Righteousness is certainly a Biblical word! As we wondered a few days ago, what does it mean? In contemporary times, it has a negative connotation. It comes across as someone who is high-and-mighty, better-than-others, judgmental with lots of critiques of others and no self-awareness.

Try this phrase: being in a healthy, ethical, justice-oriented, sustainable relationship. That’s easier to define, isn’t it? At least with some perspective and — again — some self-awareness.

We’ve all been in unhealthy relationships. Sometimes they’re with people. Sometimes, as addicts or families of addicts know, the relationships are with destructive habits versus with people. Any blessing that includes hungers and thirsts is almost certainly addressing our human desires and appetites, and the ways they’re out of balance, or the ways they can become healthy disciplines.

Thankfully, the Beatitude isn’t offered to those who already exemplify righteousness: a right relationship with self, others, and Godself. Who meets that criteria? Living saints? Long ago prophets?

Instead, Christ’s blessing is given to those who desire such a sustainable relationship with Godself. It’s aimed at those who want it, and know they are falling short of it. Can you see yourself in this description?

Christ’s blessing is shared with those who are longing and reaching, and find themselves — as all of us are — to be imperfect in this hungering and thirsting. Yet ultimately, our passions are moving in the direction of sacredness and holiness. We’re being called toward wholeness, healing. and relationship.

Along the way, we’re both acknowledging the call and hearing a promise that our appetites will be fulfilled. And if we’re not completely connected yet to a righteous way, we’re walking that Way. We’re choosing ethical options. We’re seeking right relationships within ourselves and with other people as well as God.

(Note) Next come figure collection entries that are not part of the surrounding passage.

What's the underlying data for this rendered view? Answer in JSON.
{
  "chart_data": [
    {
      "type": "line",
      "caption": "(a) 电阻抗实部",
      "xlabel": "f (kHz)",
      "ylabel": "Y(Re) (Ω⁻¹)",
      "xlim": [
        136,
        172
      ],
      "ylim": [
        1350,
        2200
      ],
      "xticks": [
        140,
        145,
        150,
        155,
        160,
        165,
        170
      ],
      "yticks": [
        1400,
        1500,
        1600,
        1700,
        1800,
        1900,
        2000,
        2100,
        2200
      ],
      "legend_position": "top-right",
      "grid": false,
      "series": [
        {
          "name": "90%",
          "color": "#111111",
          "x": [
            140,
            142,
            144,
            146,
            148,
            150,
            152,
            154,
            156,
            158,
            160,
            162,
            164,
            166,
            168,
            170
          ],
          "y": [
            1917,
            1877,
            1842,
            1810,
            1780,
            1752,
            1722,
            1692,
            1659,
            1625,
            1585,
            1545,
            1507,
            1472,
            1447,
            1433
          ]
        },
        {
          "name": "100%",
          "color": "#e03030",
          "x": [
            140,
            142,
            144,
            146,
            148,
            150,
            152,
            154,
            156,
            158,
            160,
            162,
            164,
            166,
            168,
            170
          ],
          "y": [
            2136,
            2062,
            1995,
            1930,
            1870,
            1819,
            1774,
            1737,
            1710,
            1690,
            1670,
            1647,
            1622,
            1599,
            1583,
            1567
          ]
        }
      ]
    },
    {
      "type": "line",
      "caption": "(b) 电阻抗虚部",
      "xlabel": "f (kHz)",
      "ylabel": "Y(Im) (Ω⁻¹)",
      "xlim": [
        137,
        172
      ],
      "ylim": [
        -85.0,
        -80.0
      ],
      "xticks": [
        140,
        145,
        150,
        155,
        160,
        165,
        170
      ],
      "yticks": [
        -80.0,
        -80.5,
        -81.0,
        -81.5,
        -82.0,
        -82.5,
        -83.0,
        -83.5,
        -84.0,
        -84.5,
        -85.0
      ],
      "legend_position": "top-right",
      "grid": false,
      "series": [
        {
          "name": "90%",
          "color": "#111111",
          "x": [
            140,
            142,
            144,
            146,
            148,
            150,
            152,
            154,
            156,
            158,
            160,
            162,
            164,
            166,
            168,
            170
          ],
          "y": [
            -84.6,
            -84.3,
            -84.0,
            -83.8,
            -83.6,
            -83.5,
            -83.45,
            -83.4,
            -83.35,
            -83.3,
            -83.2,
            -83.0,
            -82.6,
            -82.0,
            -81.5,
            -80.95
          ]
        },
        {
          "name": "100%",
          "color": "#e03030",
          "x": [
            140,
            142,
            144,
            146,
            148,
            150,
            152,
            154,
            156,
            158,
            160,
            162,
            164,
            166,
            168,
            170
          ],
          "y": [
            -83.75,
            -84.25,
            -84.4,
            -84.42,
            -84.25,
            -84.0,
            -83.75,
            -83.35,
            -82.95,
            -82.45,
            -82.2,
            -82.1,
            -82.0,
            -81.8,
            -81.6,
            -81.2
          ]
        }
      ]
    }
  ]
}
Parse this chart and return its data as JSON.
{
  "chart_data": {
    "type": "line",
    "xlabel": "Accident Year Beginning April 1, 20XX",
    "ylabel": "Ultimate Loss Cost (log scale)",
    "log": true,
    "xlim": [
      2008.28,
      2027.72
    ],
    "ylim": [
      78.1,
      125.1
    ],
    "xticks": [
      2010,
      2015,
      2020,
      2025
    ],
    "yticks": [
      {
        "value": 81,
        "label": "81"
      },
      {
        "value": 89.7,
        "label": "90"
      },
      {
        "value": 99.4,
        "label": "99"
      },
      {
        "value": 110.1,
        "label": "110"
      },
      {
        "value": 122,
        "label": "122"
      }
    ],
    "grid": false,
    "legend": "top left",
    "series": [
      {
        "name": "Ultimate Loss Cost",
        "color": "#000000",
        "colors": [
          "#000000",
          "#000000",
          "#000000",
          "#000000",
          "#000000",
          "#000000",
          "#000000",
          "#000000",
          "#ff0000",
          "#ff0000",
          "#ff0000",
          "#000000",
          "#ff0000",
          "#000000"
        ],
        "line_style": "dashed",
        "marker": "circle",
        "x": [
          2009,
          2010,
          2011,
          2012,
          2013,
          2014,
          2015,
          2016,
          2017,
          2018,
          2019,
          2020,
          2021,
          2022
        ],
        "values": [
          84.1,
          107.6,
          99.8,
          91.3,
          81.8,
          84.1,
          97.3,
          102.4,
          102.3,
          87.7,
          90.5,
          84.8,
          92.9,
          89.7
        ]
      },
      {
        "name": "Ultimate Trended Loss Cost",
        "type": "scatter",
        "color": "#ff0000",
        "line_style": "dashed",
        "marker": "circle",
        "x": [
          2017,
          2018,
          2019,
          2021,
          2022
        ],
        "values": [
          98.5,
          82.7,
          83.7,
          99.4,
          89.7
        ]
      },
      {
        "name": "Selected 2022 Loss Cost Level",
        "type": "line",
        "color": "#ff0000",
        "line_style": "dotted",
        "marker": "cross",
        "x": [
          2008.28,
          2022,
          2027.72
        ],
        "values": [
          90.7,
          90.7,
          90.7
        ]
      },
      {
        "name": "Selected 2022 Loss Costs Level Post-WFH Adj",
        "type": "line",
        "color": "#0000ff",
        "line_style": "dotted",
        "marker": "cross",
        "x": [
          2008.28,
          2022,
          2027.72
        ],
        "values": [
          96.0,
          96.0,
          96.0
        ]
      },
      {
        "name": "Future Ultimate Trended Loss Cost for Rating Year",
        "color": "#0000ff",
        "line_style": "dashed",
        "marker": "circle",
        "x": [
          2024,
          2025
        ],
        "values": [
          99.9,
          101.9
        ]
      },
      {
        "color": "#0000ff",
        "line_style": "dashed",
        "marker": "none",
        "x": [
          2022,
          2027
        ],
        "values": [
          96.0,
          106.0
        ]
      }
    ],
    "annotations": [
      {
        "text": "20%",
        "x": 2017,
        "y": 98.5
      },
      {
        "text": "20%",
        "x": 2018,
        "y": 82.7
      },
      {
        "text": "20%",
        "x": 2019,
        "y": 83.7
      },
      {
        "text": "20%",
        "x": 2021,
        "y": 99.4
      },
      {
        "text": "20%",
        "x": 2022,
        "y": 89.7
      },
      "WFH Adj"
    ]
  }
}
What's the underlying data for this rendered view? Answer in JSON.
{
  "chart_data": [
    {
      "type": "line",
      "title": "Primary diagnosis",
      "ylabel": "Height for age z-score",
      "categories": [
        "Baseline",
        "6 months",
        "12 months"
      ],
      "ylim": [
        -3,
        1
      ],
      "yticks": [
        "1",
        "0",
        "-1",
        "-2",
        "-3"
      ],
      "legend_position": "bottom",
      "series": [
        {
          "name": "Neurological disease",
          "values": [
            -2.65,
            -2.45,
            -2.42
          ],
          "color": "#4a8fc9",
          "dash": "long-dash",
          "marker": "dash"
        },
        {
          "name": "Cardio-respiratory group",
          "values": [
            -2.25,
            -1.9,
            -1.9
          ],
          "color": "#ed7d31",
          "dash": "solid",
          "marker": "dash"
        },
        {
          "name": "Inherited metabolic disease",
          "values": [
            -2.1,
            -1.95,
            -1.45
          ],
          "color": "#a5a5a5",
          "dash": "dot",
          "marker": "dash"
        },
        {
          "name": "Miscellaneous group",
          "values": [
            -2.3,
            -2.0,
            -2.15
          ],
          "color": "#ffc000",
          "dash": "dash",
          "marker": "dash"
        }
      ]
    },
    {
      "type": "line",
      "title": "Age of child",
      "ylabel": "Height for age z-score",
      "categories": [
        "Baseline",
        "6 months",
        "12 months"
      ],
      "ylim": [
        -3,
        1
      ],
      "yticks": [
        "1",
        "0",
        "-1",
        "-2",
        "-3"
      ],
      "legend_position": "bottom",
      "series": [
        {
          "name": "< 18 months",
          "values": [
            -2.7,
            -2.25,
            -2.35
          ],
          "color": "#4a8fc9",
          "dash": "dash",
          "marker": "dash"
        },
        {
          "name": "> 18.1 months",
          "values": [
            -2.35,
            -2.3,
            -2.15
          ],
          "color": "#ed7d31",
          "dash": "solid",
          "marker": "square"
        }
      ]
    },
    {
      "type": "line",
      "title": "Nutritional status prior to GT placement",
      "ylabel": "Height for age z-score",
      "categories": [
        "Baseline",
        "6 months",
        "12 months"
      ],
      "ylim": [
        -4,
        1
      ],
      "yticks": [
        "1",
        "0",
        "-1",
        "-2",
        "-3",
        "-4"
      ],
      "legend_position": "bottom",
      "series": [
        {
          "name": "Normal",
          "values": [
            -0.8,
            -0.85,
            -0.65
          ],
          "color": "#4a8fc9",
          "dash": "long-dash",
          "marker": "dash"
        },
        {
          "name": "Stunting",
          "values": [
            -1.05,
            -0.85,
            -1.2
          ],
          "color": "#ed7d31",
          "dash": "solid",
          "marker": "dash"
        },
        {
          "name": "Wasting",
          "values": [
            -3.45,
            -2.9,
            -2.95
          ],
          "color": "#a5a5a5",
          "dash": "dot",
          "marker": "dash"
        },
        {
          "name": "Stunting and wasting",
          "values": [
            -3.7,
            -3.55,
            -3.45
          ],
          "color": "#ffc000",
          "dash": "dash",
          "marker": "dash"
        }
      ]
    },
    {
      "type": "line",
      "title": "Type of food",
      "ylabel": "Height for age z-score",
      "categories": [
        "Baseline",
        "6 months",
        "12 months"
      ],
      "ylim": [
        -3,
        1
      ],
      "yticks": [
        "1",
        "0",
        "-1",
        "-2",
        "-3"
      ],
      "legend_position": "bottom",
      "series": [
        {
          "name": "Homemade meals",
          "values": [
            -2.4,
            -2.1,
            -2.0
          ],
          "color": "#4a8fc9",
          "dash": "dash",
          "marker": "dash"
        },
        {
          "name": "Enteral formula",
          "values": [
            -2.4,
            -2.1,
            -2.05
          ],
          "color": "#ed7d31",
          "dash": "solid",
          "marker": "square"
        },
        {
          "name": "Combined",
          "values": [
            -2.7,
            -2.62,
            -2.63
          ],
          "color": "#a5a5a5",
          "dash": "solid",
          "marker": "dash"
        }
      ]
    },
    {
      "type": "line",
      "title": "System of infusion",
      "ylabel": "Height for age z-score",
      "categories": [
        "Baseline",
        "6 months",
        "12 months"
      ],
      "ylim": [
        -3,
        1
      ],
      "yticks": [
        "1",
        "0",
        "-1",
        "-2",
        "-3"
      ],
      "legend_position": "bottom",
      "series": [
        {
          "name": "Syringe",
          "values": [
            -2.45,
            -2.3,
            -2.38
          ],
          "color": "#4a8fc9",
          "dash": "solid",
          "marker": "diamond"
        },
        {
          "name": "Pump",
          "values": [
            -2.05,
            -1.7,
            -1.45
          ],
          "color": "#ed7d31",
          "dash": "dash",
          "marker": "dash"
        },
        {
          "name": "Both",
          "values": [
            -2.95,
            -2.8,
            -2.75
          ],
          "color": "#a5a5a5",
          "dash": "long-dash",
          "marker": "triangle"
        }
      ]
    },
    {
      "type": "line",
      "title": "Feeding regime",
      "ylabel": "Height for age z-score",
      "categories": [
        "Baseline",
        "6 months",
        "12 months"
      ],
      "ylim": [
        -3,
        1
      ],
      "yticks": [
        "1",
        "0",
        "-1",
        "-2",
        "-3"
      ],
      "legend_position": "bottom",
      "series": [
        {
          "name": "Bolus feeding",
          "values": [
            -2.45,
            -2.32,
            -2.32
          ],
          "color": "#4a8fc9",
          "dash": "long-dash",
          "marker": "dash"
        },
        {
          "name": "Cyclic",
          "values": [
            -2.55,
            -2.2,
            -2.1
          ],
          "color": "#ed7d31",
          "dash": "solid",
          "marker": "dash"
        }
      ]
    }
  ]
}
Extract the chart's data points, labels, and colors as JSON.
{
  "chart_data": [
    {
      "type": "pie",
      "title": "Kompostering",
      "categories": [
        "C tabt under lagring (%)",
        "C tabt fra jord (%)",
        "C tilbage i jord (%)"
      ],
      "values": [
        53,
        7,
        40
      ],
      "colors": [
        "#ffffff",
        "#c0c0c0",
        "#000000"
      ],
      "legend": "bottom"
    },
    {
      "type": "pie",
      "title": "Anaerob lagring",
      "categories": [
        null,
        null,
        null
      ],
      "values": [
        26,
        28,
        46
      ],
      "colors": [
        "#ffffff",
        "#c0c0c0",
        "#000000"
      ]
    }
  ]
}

Again, these holistic and sustainable connections are responses which will satisfy our appetites for righteousness. Although human connections are imperfect, embedded and misshapen by systemic and social inequities and oppressions, our inner nature pushes us to see the hurts and wrongs. Our desire for righteousness supports the hard work of challenging and changing what is broken in our communities.

We haven’t got it all figured out. That’s why we need Christ’s blessing. Yet we care enough to try. We hunger enough to reach. We thirst enough to strive. We are motivated, and God meets us in our yearning. We aren’t asked to do this alone.  — Rev Gail

There are only two kinds of men: the righteous who think they are sinners and the sinners who think they are righteous. — Blaise Pascal

When you’re righteous, you don’t have to tell people that you’re righteous. — Shaquille O’Neal

Most of us have to be self-righteous before we can be righteous. — Vera Brittain

Challenge or Question: With whom do you need to heal or balance a relationship? Perhaps write that person a letter — one that you do not mail — like a page in a journal. Simply use this assignment to process the issues inside the relationship and learn what might come next in terms of reconciliation or resolution.